Are there any serious alternatives to Second Life? It depends on whom you ask--and what you measure. Anthony Curtis, professor of mass communications at the University of North Carolina at Pembroke, estimates that there are more than 100 virtual worlds on the internet. However, the amount of activity within these worlds, including Second Life, appears to have stagnated. According to Linden Lab, the developer of Second Life, new user registrations were flat in the first quarter of 2011, the number of simultaneous users was just 80,000 on average, and user hours were down from the previous year.

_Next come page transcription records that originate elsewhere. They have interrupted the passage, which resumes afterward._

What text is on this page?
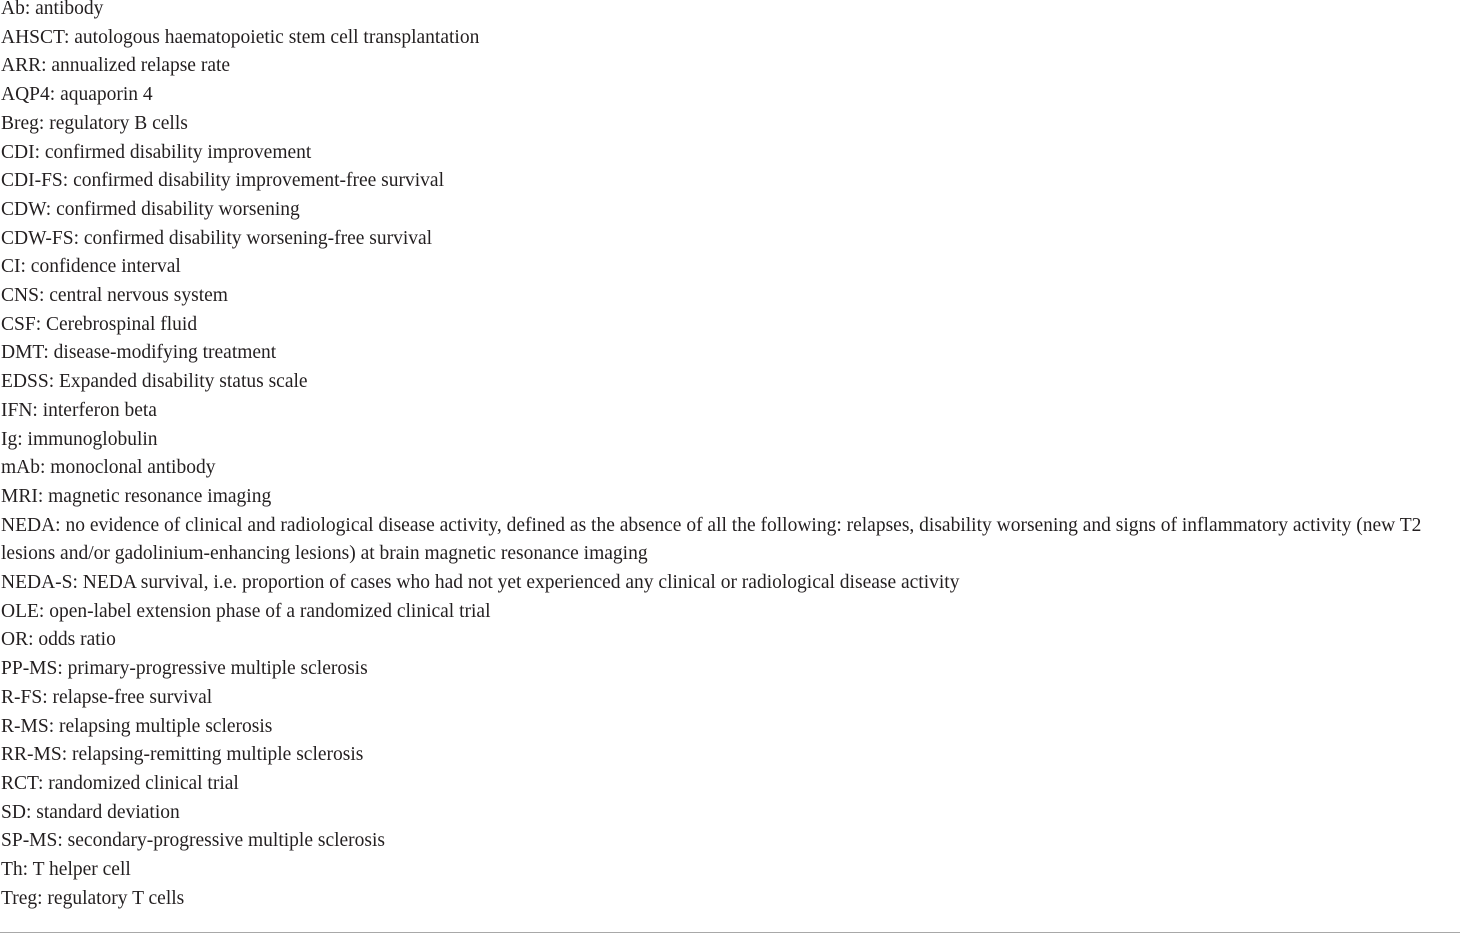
Ab: antibody
AHSCT: autologous haematopoietic stem cell transplantation
ARR: annualized relapse rate
AQP4: aquaporin 4
Breg: regulatory B cells
CDI: confirmed disability improvement
CDI-FS: confirmed disability improvement-free survival
CDW: confirmed disability worsening
CDW-FS: confirmed disability worsening-free survival
CI: confidence interval
CNS: central nervous system
CSF: Cerebrospinal fluid
DMT: disease-modifying treatment
EDSS: Expanded disability status scale
IFN: interferon beta
Ig: immunoglobulin
mAb: monoclonal antibody
MRI: magnetic resonance imaging
NEDA: no evidence of clinical and radiological disease activity, defined as the absence of all the following: relapses, disability worsening and signs of inflammatory activity (new T2 lesions and/or gadolinium-enhancing lesions) at brain magnetic resonance imaging
NEDA-S: NEDA survival, i.e. proportion of cases who had not yet experienced any clinical or radiological disease activity
OLE: open-label extension phase of a randomized clinical trial
OR: odds ratio
PP-MS: primary-progressive multiple sclerosis
R-FS: relapse-free survival
R-MS: relapsing multiple sclerosis
RR-MS: relapsing-remitting multiple sclerosis
RCT: randomized clinical trial
SD: standard deviation
SP-MS: secondary-progressive multiple sclerosis
Th: T helper cell
Treg: regulatory T cells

While some educators are disillusioned with Second Life, they're wary of jumping to other platforms, noting that many alternatives lack Second Life's technical sophistication. Commercial virtual worlds include Kaneva, Twinity, Active Worlds Educational Universe, and Blue Mars; open source options include OpenSim, Open Cobalt, The Education Grid, and Open Wonderland. None of these has found much traction among educators or, for that matter, the general public: Hypergrid Business reports that the 40 largest OpenSim public grids had a total of about 200,000 individual users in July 2011, although the magazine acknowledges that precise numbers are hard to come by.

Many educators prefer open source virtual worlds, with OpenSim by far the favorite, because it is compatible with the architecture of Second Life. The University of the West of Scotland (UK), for example, is closing its island in Second Life in favor of OpenSim. And at Stanford University (CA), OpenSim simulations are a lynchpin of the institution's biomedical research.

"I'm a big fan of the open source movement in general, but there has to be a critical mass of people willing to take up the development process," says Patrick O'Shea, assistant professor of instructional technology at Appalachian State University (NC). "I can see OpenSim taking off--it can be a cost saver and it also personalizes things. The philosophy of using virtual environments is starting to take hold. A lot of institutions are starting to see the weaknesses of asynchronous applications like Blackboard. So they're going to turn to personalized applications."